I only had mild liver fibrosis so far, but I knew that the hep C would cause more and more damage, and without treatment, further down the road lay possible cirrhosis and liver cancer.
Finally in 2014 I had the good fortune to be invited to take part in a trial my consultant was running. The drug combination was Epclusa (a mix of sofosbuvir and velpatasvir), which was first sold by Gilead for $74,760 in the US, and is even now rationed by insurance companies over there.
Epclusa wasn't available in the UK at the time, but when it was approved the company Abbvie offered cheaper drugs, so those were the ones favoured by the NHS at first - but all treatments were still rationed for those with over stage F3 liver fibrosis (the worst stage being F4). Having only F2 fibrosis I doubt I would have been offered treatment even now.
Thanks to this trial I am finally cured of hep C. However in my work as an admin of a large support group, Hepatitis C Family and Friends, I constantly see people across the globe struggling to get access to the cure because of the high price of treatment. Many people in the UK resort to buying generic versions, which while safe when bought from trusted suppliers, are not generally monitored by liver specialist teams, so self treating can be risky and scary. We need big pharma to cut their prices if we are to see hepatitis C eradicated.

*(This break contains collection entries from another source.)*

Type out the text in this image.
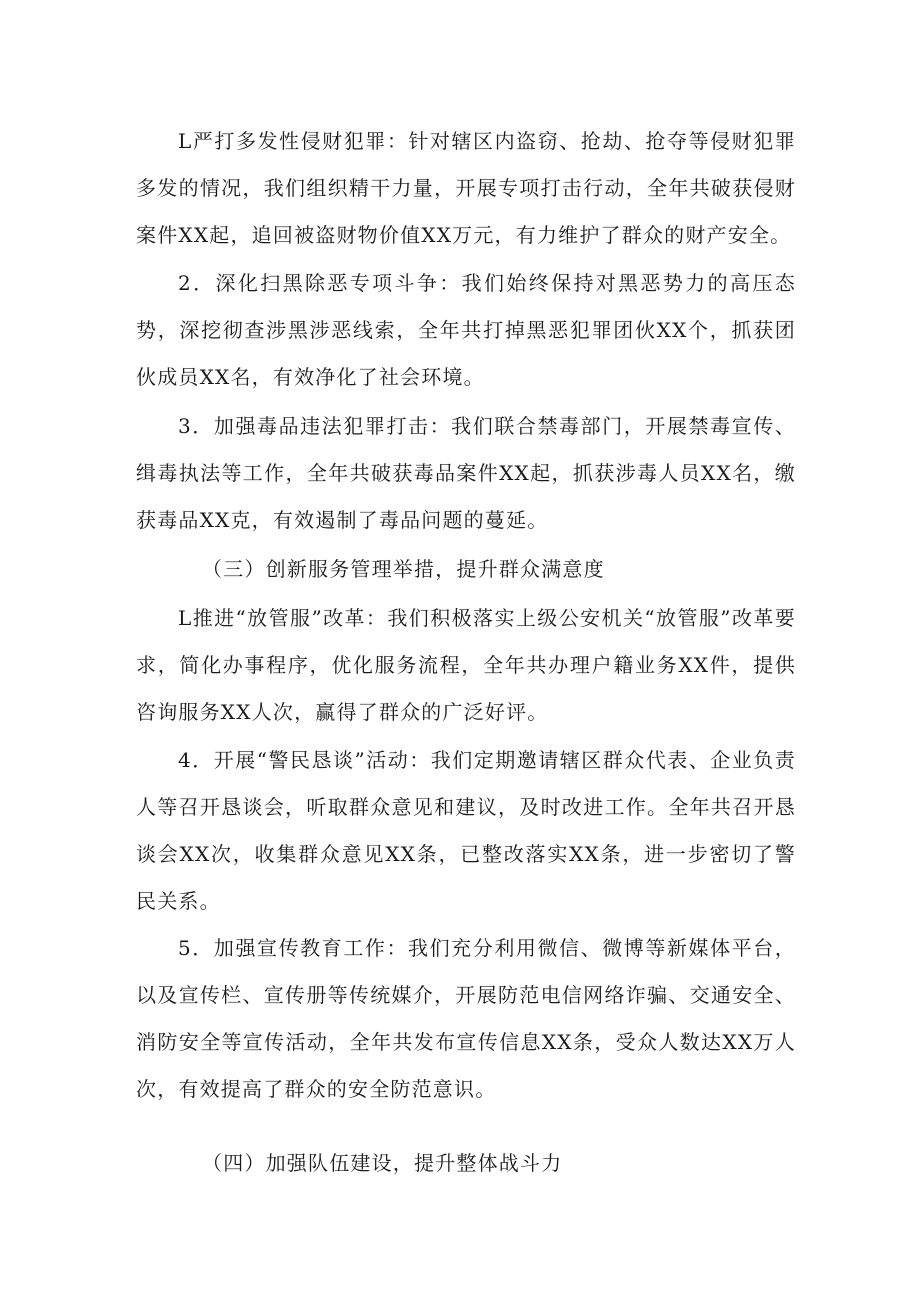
L严打多发性侵财犯罪：针对辖区内盗窃、抢劫、抢夺等侵财犯罪多发的情况，我们组织精干力量，开展专项打击行动，全年共破获侵财案件XX起，追回被盗财物价值XX万元，有力维护了群众的财产安全。

2．深化扫黑除恶专项斗争：我们始终保持对黑恶势力的高压态势，深挖彻查涉黑涉恶线索，全年共打掉黑恶犯罪团伙XX个，抓获团伙成员XX名，有效净化了社会环境。

3．加强毒品违法犯罪打击：我们联合禁毒部门，开展禁毒宣传、缉毒执法等工作，全年共破获毒品案件XX起，抓获涉毒人员XX名，缴获毒品XX克，有效遏制了毒品问题的蔓延。

（三）创新服务管理举措，提升群众满意度

L推进“放管服”改革：我们积极落实上级公安机关“放管服”改革要求，简化办事程序，优化服务流程，全年共办理户籍业务XX件，提供咨询服务XX人次，赢得了群众的广泛好评。

4．开展“警民恳谈”活动：我们定期邀请辖区群众代表、企业负责人等召开恳谈会，听取群众意见和建议，及时改进工作。全年共召开恳谈会XX次，收集群众意见XX条，已整改落实XX条，进一步密切了警民关系。

5．加强宣传教育工作：我们充分利用微信、微博等新媒体平台，以及宣传栏、宣传册等传统媒介，开展防范电信网络诈骗、交通安全、消防安全等宣传活动，全年共发布宣传信息XX条，受众人数达XX万人次，有效提高了群众的安全防范意识。

（四）加强队伍建设，提升整体战斗力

We need to put pressure on big pharma to make treatment accessible to all. If they won't reduce their prices we need them to relinquish their patents, which may mean fighting them as some countries have, or we need generic versions of these drugs to be approved and routinely monitored by liver centres. Ideally the NHS would be allowed to buy in generics for few hundred pounds per course rather than the £30,000 or so they cost now.
It's important we defend patients both ethically and practically. Hepatitis C is a curable disease, that, if picked up early, with routine screening, is unlikely to have far reaching health consequences. However if left, it can lead to liver cancer and many other health issues, and eventually to liver failure, costing far, far more than the cure in every sense.